# Catawba airboat Cap't



## Double J (Jan 7, 2009)

Anyone still looking for a guided trip can call Cap't Ray Scharrer.He runs full service airboat out of Catawba with all the gear and shanties.Here is his number 330 360 7744.Good fish'n Jeff.


----------



## slay (Feb 2, 2009)

What does he charge and is he a bonafide guide? There are 3 of us going up there Monday and i dont know who to get to take us out and bring us back.

I heard one of the airboat guides charge $175. No way I can spring for that. $60 I can manage if he takes us out to where the fish are and take us back in.

Thanks


----------



## hearttxp (Dec 21, 2004)

slay said:


> What does he charge and is he a bonafide guide? There are 3 of us going up there Monday and i dont know who to get to take us out and bring us back.
> 
> I heard one of the airboat guides charge $175. No way I can spring for that. $60 I can manage if he takes us out to where the fish are and take us back in.
> 
> Thanks


I really don't now what Ray charges but ? Most airboat guides do charge around $150 Other guides without a airboat charge about $100 !! So finding a guide who puts you in a heated shanty drills your holes and gets you bait will be hard to find for $60 !


----------



## slay (Feb 2, 2009)

hearttxp ,
Thanks, I have no doubt that $60 is a great price. That's what I was hoping for.
I have to believe that must be the some of the easiest money to earn. They just set you out there and bring you back. No spending hours on the boat trolling on the open water.

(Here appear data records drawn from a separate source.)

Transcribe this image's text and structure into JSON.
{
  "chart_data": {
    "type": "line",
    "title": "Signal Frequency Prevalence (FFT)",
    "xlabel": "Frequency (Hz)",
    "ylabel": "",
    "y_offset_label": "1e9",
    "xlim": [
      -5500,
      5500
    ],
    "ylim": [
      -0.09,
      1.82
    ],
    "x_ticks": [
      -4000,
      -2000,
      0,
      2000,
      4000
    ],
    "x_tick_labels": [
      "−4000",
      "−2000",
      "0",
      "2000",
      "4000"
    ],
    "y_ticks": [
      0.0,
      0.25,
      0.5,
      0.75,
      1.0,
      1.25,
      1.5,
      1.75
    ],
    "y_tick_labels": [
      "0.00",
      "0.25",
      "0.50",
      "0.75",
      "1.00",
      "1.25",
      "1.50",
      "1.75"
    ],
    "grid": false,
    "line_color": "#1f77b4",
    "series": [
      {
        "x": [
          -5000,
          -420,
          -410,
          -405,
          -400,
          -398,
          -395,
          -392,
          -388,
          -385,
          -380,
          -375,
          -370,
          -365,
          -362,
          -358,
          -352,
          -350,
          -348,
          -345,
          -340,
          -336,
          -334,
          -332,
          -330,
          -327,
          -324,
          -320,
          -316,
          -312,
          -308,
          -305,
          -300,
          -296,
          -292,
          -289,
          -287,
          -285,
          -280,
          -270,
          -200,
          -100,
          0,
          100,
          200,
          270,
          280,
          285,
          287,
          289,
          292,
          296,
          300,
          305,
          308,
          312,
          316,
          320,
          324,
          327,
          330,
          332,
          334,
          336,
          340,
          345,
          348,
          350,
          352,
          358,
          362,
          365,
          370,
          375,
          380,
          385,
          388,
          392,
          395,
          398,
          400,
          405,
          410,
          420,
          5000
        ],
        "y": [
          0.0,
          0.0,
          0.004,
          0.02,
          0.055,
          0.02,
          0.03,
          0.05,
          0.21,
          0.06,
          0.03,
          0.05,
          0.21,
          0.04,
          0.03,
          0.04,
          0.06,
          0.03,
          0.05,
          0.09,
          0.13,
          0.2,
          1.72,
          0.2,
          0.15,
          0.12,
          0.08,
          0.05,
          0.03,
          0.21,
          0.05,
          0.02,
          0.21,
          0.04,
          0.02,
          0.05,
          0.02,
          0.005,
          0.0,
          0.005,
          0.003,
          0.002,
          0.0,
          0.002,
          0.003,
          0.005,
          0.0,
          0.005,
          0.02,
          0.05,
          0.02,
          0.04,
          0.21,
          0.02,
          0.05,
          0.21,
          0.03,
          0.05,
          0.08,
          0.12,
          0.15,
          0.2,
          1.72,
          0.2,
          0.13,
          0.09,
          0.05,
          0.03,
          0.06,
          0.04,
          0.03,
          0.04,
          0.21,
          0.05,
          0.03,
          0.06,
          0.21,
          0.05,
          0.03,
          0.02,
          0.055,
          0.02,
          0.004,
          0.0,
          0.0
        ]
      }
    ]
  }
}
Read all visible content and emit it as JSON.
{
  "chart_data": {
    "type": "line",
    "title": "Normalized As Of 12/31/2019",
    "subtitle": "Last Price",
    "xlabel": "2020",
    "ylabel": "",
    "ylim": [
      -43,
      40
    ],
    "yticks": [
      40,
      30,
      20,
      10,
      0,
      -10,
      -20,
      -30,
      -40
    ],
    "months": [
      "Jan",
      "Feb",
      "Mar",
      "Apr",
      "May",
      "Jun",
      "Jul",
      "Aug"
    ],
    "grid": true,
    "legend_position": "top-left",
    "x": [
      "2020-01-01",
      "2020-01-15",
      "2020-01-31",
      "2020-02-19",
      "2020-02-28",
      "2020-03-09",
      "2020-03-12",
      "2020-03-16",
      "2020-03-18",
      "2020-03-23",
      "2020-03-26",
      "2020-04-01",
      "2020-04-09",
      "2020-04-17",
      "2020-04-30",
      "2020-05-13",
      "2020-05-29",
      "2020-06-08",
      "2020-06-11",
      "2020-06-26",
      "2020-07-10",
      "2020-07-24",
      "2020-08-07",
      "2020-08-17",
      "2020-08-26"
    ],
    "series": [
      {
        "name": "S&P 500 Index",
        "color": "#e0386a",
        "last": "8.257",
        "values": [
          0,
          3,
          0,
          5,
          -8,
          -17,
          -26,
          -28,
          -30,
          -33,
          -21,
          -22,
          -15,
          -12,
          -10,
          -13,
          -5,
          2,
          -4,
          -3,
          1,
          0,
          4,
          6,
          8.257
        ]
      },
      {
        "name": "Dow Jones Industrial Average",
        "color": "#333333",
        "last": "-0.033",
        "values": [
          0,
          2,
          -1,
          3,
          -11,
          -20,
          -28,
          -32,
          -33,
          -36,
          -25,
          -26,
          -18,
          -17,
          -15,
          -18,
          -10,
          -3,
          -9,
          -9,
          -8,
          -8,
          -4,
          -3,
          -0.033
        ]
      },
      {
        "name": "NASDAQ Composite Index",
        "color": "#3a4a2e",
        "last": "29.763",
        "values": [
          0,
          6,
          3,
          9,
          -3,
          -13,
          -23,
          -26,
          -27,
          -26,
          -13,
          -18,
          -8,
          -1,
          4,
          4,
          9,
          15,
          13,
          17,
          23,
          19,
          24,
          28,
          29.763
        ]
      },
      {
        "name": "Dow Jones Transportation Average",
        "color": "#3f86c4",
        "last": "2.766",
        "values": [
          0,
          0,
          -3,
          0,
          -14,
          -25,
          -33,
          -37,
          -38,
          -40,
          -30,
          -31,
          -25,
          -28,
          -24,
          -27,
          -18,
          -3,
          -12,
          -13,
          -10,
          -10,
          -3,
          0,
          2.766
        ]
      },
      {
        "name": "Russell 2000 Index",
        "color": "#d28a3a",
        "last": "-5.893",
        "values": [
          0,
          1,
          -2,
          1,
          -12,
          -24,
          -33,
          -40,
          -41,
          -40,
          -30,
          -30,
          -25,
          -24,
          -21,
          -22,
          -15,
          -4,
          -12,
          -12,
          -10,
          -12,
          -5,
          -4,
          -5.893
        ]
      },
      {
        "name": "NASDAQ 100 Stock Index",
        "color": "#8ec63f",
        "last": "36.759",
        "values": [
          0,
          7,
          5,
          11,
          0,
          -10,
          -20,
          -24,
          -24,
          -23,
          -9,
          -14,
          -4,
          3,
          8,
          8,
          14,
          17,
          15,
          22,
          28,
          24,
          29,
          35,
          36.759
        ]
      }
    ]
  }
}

They can charge whatever they want, it doesnt upset me at all. There is just very little left to spend when you have a 4 hour drive just to get there and then obtain lodging, 3 day NR license. gas, etc. It's quite an outing adventure, and I envy those fellas that can routinely afford it. I may end up just getting lodging and trudging with a great deal of hope in my heart...LOL


----------



## hearttxp (Dec 21, 2004)

Slay I undertand !! I hear that all the time with my Summer charters. But for a guy to be a license Ice guide Or even just a Taxi he has fees and cost that make it tough to turn a profit. I just got my Charter boat insurance in the mail. Time to renew-- It is 4 times as much as what it would be if I wasn't a charter. and then I need to pay my guide license,boat dockage, advertising and so on ! And people ask why we charge so much for a trip ?
Anyway if you can make it up to the western basin. There are some real nice fish being caught !! Good Luck !! Wojo


----------



## slay (Feb 2, 2009)

I know what your saying. I did manage to get a guide, but now I fear I may have to cancel the trip due to the weather. Sheesh, I can't seem to catch a break this week.
It sure would be nice if that warm weather would disappear.


----------



## hearttxp (Dec 21, 2004)

That ice will hold up to this little warm up ! Will just be a little slushy and wet on Top !! There is over 12" just about every where ! Most guides will keep running for a while I would think ???


----------



## Double J (Jan 7, 2009)

Best to call Capt Ray yourself but I think he is either 100 or 125 per man.He is a fully licensed charter captain and guide,running trips on the ice then in april thru may in the western basin and moves to ashtabula in the summer months.Most of the time he runs with another airboat for added safety.To say these guys are making easy money is not how it is.I have not found a cheaper way yet to ice fish the big pond.The airboats themselves take a beating on the ice and a lot of maintenance to keep them up and running.Being out there on the ice is a lot of work on top of keeping 4 to 6 other guys comfortable and catching fish.I would have to say running trolling trips in the summer is much less work and a whole lot easier.You can run out of catawba on a quad but your always taking a big chance with cracks opening up that could prevent your safe return.If your inexperienced and just want to fish 1 or 2 days an airboat captain is the way to go.Sorry this was long winded.Good fish'n Jeff.


----------



## bassmastermjb (Apr 8, 2004)

12"? More like 20" made 3 moves Thursday out of Crane Creek. Any more ice and we'll all be buying extensions for the power augers.The fishing should be on fire this weekend out west.........Mark


----------



## slay (Feb 2, 2009)

If a guide stays out there with them then I can see your point about it being more difficult. And yes the airboat does take a pounding. I saw that on my trip there last week. I was thinking more of the 4 wheeler and snowmobile type service.
I was only thinking of a ride out and back in. A prepositioned shanty that stays up for 2 months when ice is good means no shuttling all of someones gear out.

The ice was about 14" thick off the ferry landing last week, so yeah it's a lot of ice for sure. It won't melt, but I guess that doesn't mean cracks won't develop with a warm wind. I sure don't want to be the guy that floats to Canada on an ice floe without a passport. I may have to ask for political assylum to avoid penalties....LOL


----------